In Kenya, for example, the Order paid for the drilling of a borehole to provide potable water for villagers who previously had to walk almost 26 kilometres to bring water to their families.
We are here to give a voice to those who have none
In Italy, the Order manages a 240-bed San Giovanni Battista Hospital, in Rome which has a specialist neuro-rehabilitation unit for cerebral trauma patients and a specialised ‘reawakening unit’ for patients recovering from coma.
It employs more than 550 professionals and runs 13 health centres across Italy.
The various branches of the Order of Malta around the world focus mainly on care for the sick and the elderly, on homelessness and support for the lonely.
The ambassador said the Order was particularly concerned about the confusion created by the various “fake orders” set up around the world, including in Malta.
“Malta recognises only one Order and that is the Sovereign Order of Malta,” he said.
“There are several other orders that use our exact name and most of the time even our eight-pointed cross with very little variation and this creates lots of confusion.
“The other orders collect money too but they are not as transparent as us on how they spend the funds and which projects they undertake. People must be careful which orders they choose to join.”
National Day concert
The Order’s Ambassador to Malta, Prince Augusto Ruffo Di Calabria, and his spouse, Princess Tana Ruffo di Calabria, will be hosting a concert to celebrate the feast of St John the Baptist, the patron saint of the Order of Malta.

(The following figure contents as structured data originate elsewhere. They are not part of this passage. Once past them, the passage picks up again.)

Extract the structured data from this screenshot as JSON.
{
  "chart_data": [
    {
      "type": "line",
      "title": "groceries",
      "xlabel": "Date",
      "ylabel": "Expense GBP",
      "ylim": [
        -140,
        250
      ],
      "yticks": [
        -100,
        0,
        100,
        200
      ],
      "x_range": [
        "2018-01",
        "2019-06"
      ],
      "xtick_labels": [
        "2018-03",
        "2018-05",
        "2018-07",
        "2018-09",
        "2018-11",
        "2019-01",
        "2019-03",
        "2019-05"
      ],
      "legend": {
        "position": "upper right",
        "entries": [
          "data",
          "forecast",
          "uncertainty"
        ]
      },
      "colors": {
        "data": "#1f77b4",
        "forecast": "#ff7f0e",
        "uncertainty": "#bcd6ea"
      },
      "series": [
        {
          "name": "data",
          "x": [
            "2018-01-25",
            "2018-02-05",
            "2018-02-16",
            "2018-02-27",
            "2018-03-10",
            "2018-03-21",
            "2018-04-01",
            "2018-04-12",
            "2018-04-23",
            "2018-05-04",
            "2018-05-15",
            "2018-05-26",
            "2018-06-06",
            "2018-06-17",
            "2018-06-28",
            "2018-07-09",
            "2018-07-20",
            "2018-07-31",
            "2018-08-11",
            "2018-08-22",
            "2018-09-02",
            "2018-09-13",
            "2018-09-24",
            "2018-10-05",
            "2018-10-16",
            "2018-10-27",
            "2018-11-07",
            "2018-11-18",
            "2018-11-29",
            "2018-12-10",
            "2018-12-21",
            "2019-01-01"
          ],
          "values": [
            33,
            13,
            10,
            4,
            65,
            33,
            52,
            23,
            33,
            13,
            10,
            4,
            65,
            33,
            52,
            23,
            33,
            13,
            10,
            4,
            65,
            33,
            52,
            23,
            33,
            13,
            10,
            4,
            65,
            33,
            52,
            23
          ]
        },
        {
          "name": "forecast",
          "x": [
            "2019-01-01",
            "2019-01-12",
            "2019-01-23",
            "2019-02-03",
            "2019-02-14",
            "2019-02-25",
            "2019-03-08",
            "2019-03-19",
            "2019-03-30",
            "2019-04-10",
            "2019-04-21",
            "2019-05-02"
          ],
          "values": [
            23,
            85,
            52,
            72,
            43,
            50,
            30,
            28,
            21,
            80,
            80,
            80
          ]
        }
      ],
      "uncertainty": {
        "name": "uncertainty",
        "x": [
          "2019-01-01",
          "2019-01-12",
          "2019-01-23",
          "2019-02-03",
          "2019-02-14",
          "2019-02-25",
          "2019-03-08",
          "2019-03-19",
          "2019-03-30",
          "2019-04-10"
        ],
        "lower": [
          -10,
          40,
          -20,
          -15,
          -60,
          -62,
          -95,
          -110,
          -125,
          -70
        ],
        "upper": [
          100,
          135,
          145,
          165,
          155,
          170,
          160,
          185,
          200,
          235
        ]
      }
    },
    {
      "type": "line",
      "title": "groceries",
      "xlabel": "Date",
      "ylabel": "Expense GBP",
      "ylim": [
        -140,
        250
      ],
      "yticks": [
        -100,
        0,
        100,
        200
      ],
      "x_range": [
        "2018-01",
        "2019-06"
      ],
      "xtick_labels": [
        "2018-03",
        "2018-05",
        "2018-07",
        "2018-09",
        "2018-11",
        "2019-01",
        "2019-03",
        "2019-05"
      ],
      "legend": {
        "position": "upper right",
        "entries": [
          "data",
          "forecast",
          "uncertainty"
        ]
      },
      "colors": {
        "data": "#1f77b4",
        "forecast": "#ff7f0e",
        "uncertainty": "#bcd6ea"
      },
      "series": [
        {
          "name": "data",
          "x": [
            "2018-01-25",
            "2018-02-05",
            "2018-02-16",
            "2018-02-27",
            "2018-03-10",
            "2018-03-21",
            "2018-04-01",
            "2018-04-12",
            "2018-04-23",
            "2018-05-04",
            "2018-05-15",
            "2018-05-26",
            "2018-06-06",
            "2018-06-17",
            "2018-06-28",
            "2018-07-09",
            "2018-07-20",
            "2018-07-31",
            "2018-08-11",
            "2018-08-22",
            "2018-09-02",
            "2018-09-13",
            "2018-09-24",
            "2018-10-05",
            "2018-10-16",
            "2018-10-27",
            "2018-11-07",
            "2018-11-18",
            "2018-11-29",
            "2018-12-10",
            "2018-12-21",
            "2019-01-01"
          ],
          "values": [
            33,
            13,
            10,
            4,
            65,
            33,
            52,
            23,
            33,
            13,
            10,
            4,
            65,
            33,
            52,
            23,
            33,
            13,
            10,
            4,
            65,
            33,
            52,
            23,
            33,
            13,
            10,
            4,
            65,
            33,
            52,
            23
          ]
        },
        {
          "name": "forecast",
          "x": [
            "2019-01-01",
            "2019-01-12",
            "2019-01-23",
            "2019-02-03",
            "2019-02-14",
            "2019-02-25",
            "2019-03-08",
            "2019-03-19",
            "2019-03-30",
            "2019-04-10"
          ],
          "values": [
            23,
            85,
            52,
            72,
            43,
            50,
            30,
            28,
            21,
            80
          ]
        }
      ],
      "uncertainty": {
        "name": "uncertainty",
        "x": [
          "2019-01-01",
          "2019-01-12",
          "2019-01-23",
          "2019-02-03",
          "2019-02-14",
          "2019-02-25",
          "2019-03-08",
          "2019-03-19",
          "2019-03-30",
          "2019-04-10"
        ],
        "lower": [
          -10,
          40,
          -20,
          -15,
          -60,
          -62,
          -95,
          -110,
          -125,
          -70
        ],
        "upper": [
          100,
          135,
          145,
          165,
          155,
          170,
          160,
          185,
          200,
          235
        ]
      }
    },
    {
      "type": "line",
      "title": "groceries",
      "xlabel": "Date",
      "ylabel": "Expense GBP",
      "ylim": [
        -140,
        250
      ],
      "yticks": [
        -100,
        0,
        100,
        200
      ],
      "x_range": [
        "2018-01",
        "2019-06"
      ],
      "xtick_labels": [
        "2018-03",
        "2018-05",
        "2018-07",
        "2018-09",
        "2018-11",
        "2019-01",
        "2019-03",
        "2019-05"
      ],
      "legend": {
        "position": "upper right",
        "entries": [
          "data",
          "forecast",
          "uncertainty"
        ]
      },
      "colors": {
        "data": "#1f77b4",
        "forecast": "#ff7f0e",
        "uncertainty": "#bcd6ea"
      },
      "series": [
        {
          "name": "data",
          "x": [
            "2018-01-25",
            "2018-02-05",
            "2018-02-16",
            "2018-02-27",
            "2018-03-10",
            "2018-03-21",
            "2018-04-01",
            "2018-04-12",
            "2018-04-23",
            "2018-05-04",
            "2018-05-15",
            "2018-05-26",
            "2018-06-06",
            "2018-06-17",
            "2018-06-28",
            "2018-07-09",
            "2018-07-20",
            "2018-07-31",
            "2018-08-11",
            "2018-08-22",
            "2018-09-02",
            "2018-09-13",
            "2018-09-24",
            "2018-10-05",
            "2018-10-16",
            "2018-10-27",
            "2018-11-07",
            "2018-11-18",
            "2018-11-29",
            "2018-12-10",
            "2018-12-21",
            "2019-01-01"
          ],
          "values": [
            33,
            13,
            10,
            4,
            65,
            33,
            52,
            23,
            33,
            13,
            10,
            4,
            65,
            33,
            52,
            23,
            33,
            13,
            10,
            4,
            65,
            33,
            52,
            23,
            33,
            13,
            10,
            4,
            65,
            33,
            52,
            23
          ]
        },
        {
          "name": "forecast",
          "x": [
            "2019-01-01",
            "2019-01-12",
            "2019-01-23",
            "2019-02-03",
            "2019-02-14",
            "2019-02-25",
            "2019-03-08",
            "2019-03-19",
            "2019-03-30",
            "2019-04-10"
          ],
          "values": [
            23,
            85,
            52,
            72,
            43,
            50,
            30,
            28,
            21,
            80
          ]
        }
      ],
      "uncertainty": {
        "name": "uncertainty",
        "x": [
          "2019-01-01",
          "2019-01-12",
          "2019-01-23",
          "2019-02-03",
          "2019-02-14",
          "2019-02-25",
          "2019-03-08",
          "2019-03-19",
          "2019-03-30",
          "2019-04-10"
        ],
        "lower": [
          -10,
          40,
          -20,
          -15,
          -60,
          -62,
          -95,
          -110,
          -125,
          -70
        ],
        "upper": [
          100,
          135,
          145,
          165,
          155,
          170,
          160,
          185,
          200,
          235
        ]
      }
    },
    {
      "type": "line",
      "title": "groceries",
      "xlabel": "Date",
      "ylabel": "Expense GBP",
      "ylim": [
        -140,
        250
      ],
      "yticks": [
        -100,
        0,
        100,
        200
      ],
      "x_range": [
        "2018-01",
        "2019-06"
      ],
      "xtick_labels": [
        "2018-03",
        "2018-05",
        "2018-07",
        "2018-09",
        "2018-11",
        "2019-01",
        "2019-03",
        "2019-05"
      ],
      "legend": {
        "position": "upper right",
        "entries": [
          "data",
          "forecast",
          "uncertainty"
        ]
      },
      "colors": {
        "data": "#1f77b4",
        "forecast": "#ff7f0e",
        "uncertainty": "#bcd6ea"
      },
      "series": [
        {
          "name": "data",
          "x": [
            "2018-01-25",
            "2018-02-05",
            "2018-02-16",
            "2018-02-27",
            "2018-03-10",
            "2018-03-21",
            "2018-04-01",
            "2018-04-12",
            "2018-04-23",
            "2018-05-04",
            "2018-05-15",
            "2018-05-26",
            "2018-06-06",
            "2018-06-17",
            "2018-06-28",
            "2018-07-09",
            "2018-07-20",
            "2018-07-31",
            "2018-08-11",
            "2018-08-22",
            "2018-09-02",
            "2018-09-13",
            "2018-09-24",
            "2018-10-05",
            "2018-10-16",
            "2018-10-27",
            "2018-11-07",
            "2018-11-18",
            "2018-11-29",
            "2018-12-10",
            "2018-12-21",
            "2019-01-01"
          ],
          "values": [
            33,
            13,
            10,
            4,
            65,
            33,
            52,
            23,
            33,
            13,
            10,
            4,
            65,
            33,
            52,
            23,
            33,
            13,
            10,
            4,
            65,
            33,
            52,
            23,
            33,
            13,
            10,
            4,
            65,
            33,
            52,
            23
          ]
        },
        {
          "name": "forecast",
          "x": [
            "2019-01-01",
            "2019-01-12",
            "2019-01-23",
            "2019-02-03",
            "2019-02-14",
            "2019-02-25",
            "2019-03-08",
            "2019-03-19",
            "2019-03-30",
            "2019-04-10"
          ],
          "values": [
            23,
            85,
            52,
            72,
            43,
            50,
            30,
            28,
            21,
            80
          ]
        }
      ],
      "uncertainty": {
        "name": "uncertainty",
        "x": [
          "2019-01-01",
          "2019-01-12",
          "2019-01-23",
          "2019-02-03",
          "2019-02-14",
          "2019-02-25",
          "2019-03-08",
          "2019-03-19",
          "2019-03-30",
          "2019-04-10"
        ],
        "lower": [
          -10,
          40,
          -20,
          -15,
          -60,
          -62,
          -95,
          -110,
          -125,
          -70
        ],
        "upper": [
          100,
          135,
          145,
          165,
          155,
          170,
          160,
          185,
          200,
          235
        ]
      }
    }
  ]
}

The concert will be held on Sunday at 6.30pm at the Republic Hall of the Medi-terranean Conference Centre, in Valletta.
A string quartet – Francesco Manara, Massimo Polidori, Daniele Pascoletti and Simonide Braconi – will be performing together with pianist Gile Bae, from the orchestra of Teatro Alla Scala di Milano.
The one-hour programme will include Chopin concerto No.1 per pianoforte e quartetto d’archi and the Antonio Melchiori fantasia su Rigoletto di Giuseppe Verdi per quartetto d’archi.